Chrissy was shaky, but she’d get by. She always did. Sophie would be back soon. Caroline would need to deal with that issue later. But for now…she had to talk to Jack.
“Will you be okay if I leave?” she asked.
“Yes.”
“Are you lying?”
“Yes.”
“Do you want me to get you some booze?”
“No,” Christine said softly. “Go home to your husband. You’ll have time for me later.”
She absolutely would. Even if she had to make a list of all the things she had to say, she’d give Chrissy all the time she wanted. “I love you.”
Christine gulped back a sob. “I love you too. Go. I’ll be fine. I promise.”

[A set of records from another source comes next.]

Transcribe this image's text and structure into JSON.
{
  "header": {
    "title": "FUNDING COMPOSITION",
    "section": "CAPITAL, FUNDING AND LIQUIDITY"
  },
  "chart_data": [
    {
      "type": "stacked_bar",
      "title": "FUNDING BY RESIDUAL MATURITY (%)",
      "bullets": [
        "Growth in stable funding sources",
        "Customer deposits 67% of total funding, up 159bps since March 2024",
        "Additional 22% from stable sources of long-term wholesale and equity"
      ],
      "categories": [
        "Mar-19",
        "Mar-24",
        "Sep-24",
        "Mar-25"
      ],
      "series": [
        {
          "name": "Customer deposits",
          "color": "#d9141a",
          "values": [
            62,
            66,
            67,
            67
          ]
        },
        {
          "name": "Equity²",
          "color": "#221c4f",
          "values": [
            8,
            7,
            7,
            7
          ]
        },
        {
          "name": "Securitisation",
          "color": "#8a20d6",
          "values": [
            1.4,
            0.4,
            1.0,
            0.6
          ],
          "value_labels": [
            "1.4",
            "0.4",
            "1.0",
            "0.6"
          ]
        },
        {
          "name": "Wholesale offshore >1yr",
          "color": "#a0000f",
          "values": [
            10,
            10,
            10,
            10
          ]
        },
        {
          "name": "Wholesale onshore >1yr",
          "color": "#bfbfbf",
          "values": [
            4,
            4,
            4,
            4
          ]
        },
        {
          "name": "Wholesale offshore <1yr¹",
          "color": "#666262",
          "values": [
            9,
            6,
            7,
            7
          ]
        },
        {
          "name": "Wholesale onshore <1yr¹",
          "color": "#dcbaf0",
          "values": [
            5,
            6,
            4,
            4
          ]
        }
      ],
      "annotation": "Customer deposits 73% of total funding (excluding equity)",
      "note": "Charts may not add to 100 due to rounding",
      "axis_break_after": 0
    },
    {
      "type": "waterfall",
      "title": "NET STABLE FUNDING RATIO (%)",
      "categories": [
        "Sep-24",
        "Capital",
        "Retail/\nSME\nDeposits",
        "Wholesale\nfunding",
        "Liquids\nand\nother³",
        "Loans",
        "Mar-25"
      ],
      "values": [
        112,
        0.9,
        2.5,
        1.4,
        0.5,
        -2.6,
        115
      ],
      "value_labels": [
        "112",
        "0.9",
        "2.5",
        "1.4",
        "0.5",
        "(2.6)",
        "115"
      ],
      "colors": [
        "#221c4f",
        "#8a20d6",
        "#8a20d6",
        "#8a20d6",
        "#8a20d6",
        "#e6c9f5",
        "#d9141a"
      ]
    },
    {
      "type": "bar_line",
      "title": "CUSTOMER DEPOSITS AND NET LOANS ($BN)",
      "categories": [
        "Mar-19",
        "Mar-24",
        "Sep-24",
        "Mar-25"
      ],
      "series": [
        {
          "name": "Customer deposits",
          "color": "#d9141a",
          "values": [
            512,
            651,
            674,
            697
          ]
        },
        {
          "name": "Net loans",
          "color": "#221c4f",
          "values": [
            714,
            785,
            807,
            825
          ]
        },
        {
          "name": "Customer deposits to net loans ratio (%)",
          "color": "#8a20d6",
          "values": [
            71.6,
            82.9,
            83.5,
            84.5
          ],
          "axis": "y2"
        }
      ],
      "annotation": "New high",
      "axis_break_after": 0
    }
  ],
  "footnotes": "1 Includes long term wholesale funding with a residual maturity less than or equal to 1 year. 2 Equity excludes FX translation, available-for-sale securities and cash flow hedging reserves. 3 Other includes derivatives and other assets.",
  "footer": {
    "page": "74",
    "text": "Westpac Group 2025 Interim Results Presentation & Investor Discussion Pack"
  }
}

If only Caroline could believe that.
*****
She couldn’t face the girls. Not yet. Maybe Jack would stay with her. Help her reassure them that they were making the empathetic choice. The correct one. She could whip out a decent utilitarian argument but pragmatism rarely carried the day when feelings were involved. Caroline could plan. Write things down. Say all the things she needed to say, even if she’d never run out of things to tell. They would know. They’d all know.
With Nicky it had been so sudden. She’d been woefully unprepared for the aftermath, unaware of the many regrets she’d have. The hard lesson hadn’t taught her a damn thing. Had she said proper goodbyes to Bob? To Ellie? To Jen and Katie? Was such a thing even possible?